Las palmeras despuntan en el cielo, cubren casas enteras. He de caminar con cuidado, con respeto hacia la selva. Con el mismo respeto hacia la ermita.
La veo cuando estoy en el puente, más o menos a la mitad de su cruce, hacia la derecha, con su aspecto de haber sido realizada por obra de la naturaleza, más que por la acción humana. Está hecha de barro y limo, de piedras irregulares, encalada por la humedad, erosionada por el abandono. Una puerta está abierta, y las nubes entumecidas que amenazan con espabilarse de un momento a otro, y lanzarme sus imprecaciones breves y fuertes, me animan a precipitarme a su interior. Todo tiene un aspecto fantasmal pero hermoso, y me encojo, me hago pequeño, al cruzar el umbral, entrando en mil matices de penumbra maravillosa, respirando un aire plácido.
A medida que me acerco, puedo notar que el cielo se oscurece más y más, hasta que empieza a llover de forma extraña en Cuba. En el suelo veo sentado un hombre, hablando en voz baja. Me acerco despacio al hombre y le toco el hombro para comprobar si se trata en verdad de un ser vivo, y no es una estatua. Él abre los ojos y me mira con cara de estupefacción. No me contesta; vuelve a murmurar, a su rigor. Llueve demasiado fuerte para salir fuera, así que me siento en una esquina, mirando a aquel hombre tan extraño, y preguntándome qué hace aquí. Viste ropajes oscuros, pero no es un religioso.
Me imagino que así es una oración de verdad, como un murmullo parecido al de las aguas del río. Cuando yo me pongo así de rodillas, en soledad… ¿es así como yo sueno? Me inclino, apoyando sobre los
muslos la parte de los brazos que hay situada entre el codo y la muñeca. Me dejo llevar por la respiración del interior de la ermita, por la tranquilidad. Alrededor no hay nada que distraiga la atención. Sólo un pequeño altar al fondo, coleccionando polvo y hojas. Y unos ventanales en el techo que deben intimidar aún más cuando el sol entra.
Se instala en mí un pequeño rubor. Una pizca de vergüenza: ¿habré molestado al desconocido? Trato de concentrarme en mis pensamientos, pero se escapan de un lado a otro, y se pierden en las telarañas de las esquinas, a baja altura.
Descubro que la ermita, a pesar de estar ocupada por dos personas, está más vacía de lo que lo ha estado en su historia. Nadie más entra, y los que estamos aquí nos hemos abandonado a las profundidades de nuestras almas.

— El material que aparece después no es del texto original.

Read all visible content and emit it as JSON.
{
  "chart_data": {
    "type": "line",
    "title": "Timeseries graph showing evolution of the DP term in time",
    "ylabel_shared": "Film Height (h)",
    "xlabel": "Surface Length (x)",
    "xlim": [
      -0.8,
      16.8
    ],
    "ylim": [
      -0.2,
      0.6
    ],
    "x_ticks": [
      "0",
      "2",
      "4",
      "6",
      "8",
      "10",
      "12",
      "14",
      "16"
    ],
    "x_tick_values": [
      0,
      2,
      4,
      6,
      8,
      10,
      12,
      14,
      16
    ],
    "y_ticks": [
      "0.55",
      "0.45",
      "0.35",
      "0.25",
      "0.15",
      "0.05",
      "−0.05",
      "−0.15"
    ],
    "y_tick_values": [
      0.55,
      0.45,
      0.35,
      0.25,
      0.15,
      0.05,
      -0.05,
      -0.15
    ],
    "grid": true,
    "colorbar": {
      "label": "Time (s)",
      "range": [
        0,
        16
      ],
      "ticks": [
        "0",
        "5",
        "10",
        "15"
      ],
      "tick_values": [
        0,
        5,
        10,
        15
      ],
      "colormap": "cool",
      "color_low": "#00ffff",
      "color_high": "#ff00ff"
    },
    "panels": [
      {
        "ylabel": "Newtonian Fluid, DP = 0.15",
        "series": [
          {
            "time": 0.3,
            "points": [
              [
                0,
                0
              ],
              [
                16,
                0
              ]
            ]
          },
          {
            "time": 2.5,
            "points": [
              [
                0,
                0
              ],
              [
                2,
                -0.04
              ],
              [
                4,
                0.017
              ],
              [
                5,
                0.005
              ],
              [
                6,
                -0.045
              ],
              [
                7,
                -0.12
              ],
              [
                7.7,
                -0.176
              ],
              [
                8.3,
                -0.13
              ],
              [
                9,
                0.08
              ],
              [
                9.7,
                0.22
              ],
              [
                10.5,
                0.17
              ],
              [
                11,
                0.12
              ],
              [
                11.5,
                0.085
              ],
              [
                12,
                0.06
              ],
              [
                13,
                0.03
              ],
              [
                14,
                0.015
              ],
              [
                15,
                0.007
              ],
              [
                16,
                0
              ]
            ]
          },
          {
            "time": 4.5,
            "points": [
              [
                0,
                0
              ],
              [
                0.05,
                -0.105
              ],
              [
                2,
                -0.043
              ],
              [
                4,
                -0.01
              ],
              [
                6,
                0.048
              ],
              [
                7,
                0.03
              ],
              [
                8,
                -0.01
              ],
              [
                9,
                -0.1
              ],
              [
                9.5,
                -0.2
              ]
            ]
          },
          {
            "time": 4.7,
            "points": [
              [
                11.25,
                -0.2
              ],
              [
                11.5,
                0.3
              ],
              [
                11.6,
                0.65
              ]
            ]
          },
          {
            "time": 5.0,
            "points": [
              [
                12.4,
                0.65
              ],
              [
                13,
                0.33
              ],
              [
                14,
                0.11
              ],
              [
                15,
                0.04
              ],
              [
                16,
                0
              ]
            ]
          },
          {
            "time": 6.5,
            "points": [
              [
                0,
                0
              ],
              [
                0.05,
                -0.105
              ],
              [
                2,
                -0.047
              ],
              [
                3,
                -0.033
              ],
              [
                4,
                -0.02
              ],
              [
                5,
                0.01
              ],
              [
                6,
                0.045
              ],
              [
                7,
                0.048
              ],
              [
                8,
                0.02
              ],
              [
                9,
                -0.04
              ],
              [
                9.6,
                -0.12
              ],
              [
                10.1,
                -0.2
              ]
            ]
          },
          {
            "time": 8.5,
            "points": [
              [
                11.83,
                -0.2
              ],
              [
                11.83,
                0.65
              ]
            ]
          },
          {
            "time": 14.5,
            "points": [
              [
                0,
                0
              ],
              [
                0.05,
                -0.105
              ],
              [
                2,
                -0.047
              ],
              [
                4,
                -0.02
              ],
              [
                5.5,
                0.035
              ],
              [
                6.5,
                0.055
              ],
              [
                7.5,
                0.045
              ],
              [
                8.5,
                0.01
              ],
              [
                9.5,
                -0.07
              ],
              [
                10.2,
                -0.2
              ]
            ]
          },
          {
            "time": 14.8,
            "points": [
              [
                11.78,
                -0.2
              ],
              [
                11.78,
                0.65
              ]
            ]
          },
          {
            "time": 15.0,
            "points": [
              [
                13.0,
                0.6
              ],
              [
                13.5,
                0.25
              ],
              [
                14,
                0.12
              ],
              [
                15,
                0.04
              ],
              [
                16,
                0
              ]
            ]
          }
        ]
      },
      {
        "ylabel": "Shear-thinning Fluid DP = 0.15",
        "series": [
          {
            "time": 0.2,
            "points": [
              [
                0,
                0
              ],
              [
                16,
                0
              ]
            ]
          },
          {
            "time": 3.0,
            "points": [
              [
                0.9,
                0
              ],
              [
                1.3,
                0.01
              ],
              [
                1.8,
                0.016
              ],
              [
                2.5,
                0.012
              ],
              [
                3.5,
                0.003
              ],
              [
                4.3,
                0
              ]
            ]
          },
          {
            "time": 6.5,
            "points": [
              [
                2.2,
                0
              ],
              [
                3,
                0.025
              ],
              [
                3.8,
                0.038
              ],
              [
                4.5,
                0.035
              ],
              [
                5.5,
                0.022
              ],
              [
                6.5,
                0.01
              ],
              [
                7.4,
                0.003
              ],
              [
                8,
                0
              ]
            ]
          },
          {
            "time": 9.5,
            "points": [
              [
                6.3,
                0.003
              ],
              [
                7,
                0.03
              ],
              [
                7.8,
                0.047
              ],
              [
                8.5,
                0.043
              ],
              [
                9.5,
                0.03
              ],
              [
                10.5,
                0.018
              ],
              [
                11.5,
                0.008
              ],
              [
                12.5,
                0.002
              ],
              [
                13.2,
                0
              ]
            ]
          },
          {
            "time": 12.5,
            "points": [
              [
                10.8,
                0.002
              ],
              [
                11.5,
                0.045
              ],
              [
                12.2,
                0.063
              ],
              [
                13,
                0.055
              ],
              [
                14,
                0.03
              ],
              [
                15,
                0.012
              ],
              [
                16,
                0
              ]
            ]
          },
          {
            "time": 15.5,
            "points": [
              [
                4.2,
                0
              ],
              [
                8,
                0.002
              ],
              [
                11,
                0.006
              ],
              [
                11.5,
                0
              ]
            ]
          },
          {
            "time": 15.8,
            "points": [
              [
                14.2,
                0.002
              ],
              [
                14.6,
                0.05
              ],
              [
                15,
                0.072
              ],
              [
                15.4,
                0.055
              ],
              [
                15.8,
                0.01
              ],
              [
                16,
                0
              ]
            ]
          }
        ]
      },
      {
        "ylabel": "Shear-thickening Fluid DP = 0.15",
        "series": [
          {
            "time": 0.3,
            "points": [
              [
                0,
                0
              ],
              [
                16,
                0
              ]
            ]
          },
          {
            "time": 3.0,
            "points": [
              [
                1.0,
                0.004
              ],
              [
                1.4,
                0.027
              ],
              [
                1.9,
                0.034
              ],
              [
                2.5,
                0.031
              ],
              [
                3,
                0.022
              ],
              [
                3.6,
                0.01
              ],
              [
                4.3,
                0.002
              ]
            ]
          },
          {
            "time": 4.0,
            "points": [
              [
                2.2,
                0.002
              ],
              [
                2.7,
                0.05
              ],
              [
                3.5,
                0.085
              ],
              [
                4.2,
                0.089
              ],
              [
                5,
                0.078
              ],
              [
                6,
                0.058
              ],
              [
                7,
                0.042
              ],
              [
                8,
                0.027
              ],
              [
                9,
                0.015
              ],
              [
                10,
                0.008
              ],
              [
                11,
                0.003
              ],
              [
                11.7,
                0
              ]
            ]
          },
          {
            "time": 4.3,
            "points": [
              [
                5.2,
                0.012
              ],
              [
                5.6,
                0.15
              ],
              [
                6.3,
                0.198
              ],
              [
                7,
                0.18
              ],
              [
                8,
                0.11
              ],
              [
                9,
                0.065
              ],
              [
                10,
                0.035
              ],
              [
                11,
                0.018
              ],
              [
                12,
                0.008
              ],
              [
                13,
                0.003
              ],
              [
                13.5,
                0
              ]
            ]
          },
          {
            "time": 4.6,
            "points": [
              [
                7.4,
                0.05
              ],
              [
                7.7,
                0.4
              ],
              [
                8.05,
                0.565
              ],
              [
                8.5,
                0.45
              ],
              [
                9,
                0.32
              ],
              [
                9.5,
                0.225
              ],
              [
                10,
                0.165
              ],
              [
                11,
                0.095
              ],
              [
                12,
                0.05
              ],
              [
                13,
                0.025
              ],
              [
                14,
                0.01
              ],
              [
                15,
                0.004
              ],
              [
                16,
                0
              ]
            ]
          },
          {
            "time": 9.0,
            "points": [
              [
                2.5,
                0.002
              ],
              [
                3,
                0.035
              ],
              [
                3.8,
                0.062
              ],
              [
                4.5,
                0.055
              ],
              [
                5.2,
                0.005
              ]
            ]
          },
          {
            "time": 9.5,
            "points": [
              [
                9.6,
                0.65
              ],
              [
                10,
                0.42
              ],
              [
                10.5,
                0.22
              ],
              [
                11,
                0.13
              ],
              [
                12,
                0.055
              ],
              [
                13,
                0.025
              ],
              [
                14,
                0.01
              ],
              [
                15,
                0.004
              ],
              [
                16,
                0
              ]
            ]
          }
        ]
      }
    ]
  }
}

Tras un tiempo indeterminado, uno de tantos puntos y aparte, alzo la mirada y el desconocido ya se ha ido. Miro a mi alrededor, y todo sigue indefectiblemente igual: las mismas goteras esquivadas a la entrada, las mismas sombras (quizá menos notorias tras acostumbrar la vista, aunque en el mismo sitio y con la misma intensidad), la misma soledad de antesala, y el mismo momento sagrado (como el surco de un vinilo, como el pecho del mar durmiendo, o como la llama de una cerilla a punto de consumirse) que se apoya en las ventanas.
Sólo cambia una cosa: al lado del banco donde estoy sentado, hay un objeto que pende de un curioso collar, y se balancea en el brazo. Al acercarme, el banco cruje, y el objeto tirita. Lo sostengo entre los dedos. Es un rosario, hecho a mano, con la madera desechada de los instrumentos de madera que se venden en los mercados cercanos. No es muy largo, y sus cuentas son ásperas, imperfectas. La pequeña figura del Cristo abandonado se desprendió hace tiempo, y sólo queda una huella ligeramente oscura en la pequeña cruz de madera y metal. La bifurcación a los misterios está hecha de hueso de coral. Es un bonito objeto, que no dudo en guardar en la mochila. Por qué lo hago, no lo sé. No puedo evitar cargar con pesos que no me corresponden. Me cuesta incluso desprenderme de los sonidos que se cruzan en mi camino.
Ha dejado de llover hace rato, y debo volver a dejar vacía la ermita, que permanecerá en ese estado hasta que otros dos individuos decidan buscar consuelo o tesoros inesperados en su interior.